What is the universal cover of $S^1 \cup_f D^2$?

Question

Let $X = S^1 \cup_f D^2$ be the adjunction space, where $f : Bd(D^2) = S^1 \rightarrow S^1$ is the map $f(z) = z^3$. Describe the universal covering space $\tilde{X}$ of $X$.

A more general version of this question was posted here, but the ambiguous way in which the question was posed apparently obfuscated the question, and no answers were provided.

What I know so far is that $X$ can be represented as a triangle with all edges identified together with the same orientation. The fundamental group $\pi_1(X) \cong \mathbb{Z}/3$, so the universal cover is 3-sheeted. Looking at ways to put together 3 triangles with edges consistently oriented, it seems like the universal cover should basically be 3 triangles "in a strip" so to speak (as opposed to 3 triangles within a triangle which doesn't seem to work based on pictures), but I cannot think of any rigorous way to prove that this is actually the universal cover. I would appreciate any help! Thanks

Answer 1

See the answer of Fundamental group and universal cover for this quotient space which you quoted as the more general case. This explains that $\tilde{X}$ is the quotient space obtained from the disjoint union of three copies of $D^2$ by identifying the boundary circles in the canonical way.

Answer 2

The universal cover looks like the three triangles in my picture, with the three "a" sides identified, and then with the three "b" sides identified, and then with the three "c" sides identified. To show how the projection map works, I've draw a three small red blobs on the universal cover: each of these three red blobs project down to the same red blob in the original space $X$.

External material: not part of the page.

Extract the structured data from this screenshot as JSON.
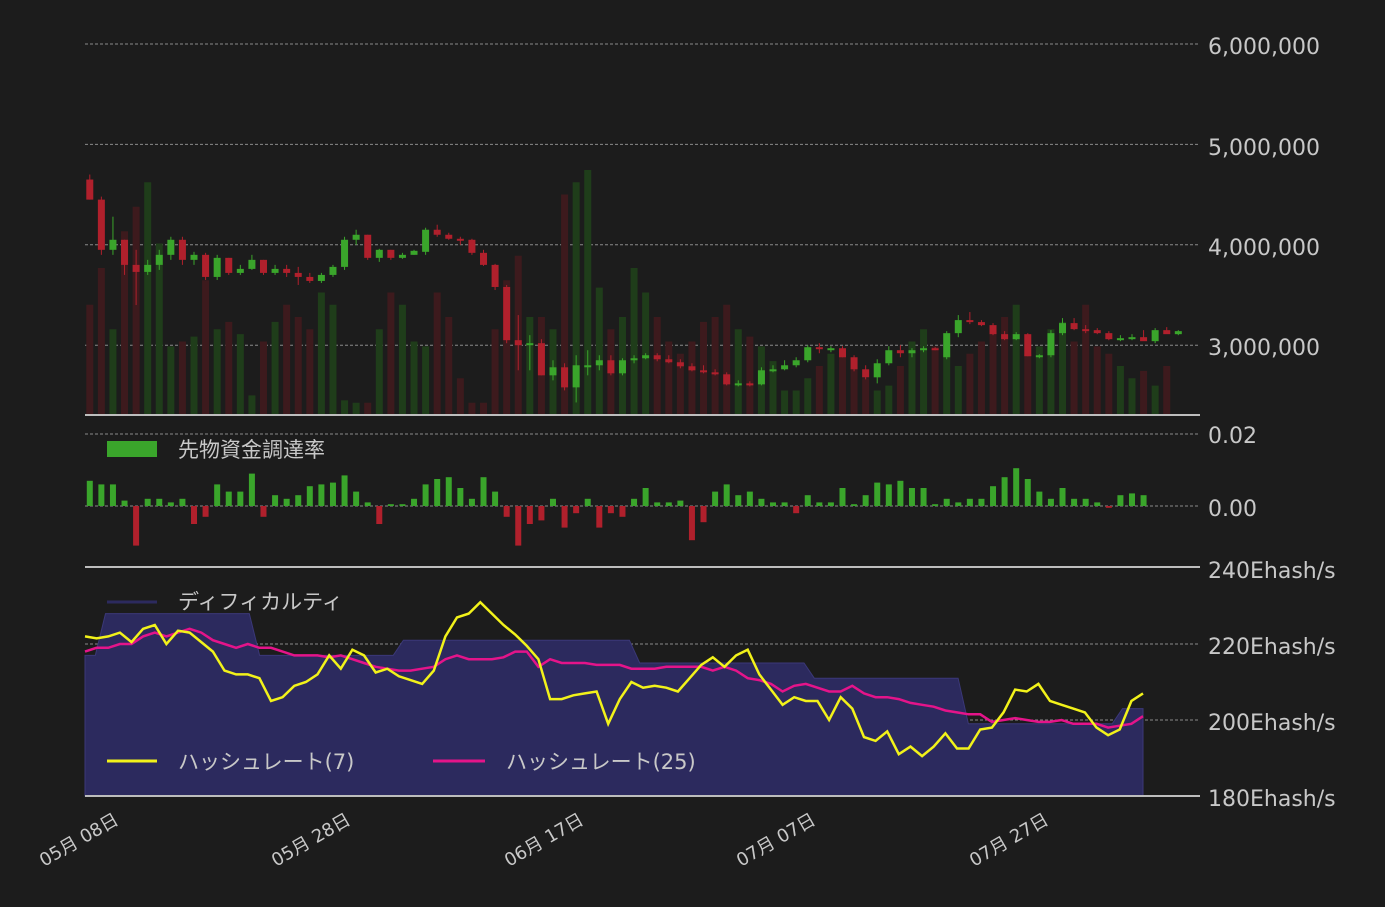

I wouldn't exactly describe the triangles as being "in a strip" - notice that my triangles don't have any "loose edges".

So let's call my newly-constructed space $Y$, and let's call my projection map $p : Y \to X$. How can we prove that $p : Y \to X$ really is a universal cover?

Well, first we need to prove that $p : Y \to X$. It suffices to prove that for each point $x \in X$, there exists an open neighbourhood $U$ containing $x$ such that $p^{-1}(x)$ takes the form $U_1 \sqcup U_2 \sqcup U_3$, where $p|_{U_i} : U_i \to U$ is a homeomorphism for each $U_i$. For points $x$ that lie in the "interior" of the original triangle, this statement is pretty much validated by my pictures of the red blob! You'll also need to think about how this works for points $x$ that lie on the "edge" of the triangle, but that's quite easy.

Next, we need to prove that the cover $p: Y \to X$ is a universal cover, i.e. that $Y$ is simply connected. This follows from van Kampen (using for your open cover the three triangles that make up $Y$, with a bit of fluff added around each of their edges so as to make them open). Alternatively, we can argue using the classification theorem for path-connected covering spaces: the covering $p : Y \to X$ is a degree-three covering of $X$, so its fundamental group must be an index-three subgroup of $\pi_1(X)$, and there is only one such subgroup, namely, the trivial group.